Senza indugio li ho tagliati, scegliendo l’inquadratura giusta, e li ho applicati su dei tamburati. Incollati su di una base di 2 metri di larghezza e 150 di altezza; e senza intervenirci sopra, lasciandoli così come erano al tempo, con le stesse suggestioni che suscitavano, ne ho estrapolate 40 parti di cui ne ho scelte 20”.

Claudio Marini s’interroga.

Claudio Marini s’interroga, riflette e ri-torna con equilibrio ad agire sul suo precedente lavoro, e lo trasforma, le dà un connotato estetico rinnovato: diviene altro!

Si potrebbe pensare a Claudio come a un nomade dell’arte, che riesce a trasporre stimoli, pulsioni, slanci nell’elegante peregrinazione della sua materica indagine.
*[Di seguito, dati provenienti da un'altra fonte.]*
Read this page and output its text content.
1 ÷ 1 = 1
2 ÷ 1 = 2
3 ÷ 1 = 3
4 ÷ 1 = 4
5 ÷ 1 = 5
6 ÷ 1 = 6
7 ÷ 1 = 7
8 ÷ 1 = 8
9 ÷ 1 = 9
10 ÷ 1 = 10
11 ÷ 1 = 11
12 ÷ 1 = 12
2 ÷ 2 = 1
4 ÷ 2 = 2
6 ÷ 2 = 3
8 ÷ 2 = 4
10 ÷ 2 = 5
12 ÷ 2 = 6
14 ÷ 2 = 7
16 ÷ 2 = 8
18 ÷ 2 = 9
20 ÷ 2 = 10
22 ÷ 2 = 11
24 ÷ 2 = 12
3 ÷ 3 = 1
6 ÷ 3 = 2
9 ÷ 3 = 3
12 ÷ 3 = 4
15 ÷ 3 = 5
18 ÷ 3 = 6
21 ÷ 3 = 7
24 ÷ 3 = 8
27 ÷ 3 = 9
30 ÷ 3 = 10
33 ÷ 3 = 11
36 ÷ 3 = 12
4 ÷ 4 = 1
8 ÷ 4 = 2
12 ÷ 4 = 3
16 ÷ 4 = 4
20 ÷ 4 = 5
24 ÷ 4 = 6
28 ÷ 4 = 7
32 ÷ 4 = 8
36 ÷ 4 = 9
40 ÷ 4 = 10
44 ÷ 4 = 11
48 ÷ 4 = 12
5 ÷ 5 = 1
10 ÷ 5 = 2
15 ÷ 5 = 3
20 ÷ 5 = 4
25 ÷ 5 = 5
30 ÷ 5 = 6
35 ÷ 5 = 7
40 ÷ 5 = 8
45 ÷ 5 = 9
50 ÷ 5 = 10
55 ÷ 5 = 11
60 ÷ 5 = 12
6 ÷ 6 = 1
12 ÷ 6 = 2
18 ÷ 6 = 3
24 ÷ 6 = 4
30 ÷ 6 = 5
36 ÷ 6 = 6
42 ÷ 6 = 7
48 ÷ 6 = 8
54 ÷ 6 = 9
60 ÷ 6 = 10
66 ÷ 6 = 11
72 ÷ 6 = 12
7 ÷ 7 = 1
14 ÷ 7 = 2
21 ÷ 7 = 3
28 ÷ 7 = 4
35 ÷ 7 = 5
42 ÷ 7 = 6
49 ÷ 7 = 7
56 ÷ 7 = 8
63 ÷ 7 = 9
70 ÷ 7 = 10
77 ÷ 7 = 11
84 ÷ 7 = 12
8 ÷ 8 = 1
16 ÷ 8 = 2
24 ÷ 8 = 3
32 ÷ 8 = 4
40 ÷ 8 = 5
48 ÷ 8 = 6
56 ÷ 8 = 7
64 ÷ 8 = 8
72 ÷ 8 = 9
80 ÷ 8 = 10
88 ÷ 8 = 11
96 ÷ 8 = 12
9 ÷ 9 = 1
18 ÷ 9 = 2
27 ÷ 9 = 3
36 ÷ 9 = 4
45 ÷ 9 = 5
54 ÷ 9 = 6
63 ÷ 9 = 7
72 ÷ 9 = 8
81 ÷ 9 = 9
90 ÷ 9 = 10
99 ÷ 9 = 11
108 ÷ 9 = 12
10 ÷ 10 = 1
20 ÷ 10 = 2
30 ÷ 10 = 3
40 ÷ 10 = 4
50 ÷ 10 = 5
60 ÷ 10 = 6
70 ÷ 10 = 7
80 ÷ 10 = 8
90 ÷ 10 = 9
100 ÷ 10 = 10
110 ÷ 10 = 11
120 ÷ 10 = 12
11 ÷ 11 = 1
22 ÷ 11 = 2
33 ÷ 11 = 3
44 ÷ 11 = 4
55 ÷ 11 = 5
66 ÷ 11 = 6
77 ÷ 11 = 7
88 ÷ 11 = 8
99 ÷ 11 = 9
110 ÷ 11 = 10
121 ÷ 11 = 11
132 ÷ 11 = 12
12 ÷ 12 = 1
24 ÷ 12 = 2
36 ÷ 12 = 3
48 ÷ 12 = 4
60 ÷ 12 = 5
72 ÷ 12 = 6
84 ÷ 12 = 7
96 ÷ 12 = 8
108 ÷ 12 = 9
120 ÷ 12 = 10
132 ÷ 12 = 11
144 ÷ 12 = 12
Nella coraggiosa metamorfosi ci offre spunti di un logos trasfigurato di cui si spoglia del soverchio per giungere all’essenza, sofisticata sintesi di una transumanza concettuale e spirituale.

Focus della mostra di Claudio Marini alla Galleria Romberg, sono le opere sorte da quei Teli scenografici che conservano l’integrità simbolica e pittorica ma, assumono significati altri nel rigore dell’inquadratura. E l’appellativo ne fa il punctum e ne contempla il valore dei contenuti: “Dedicata”.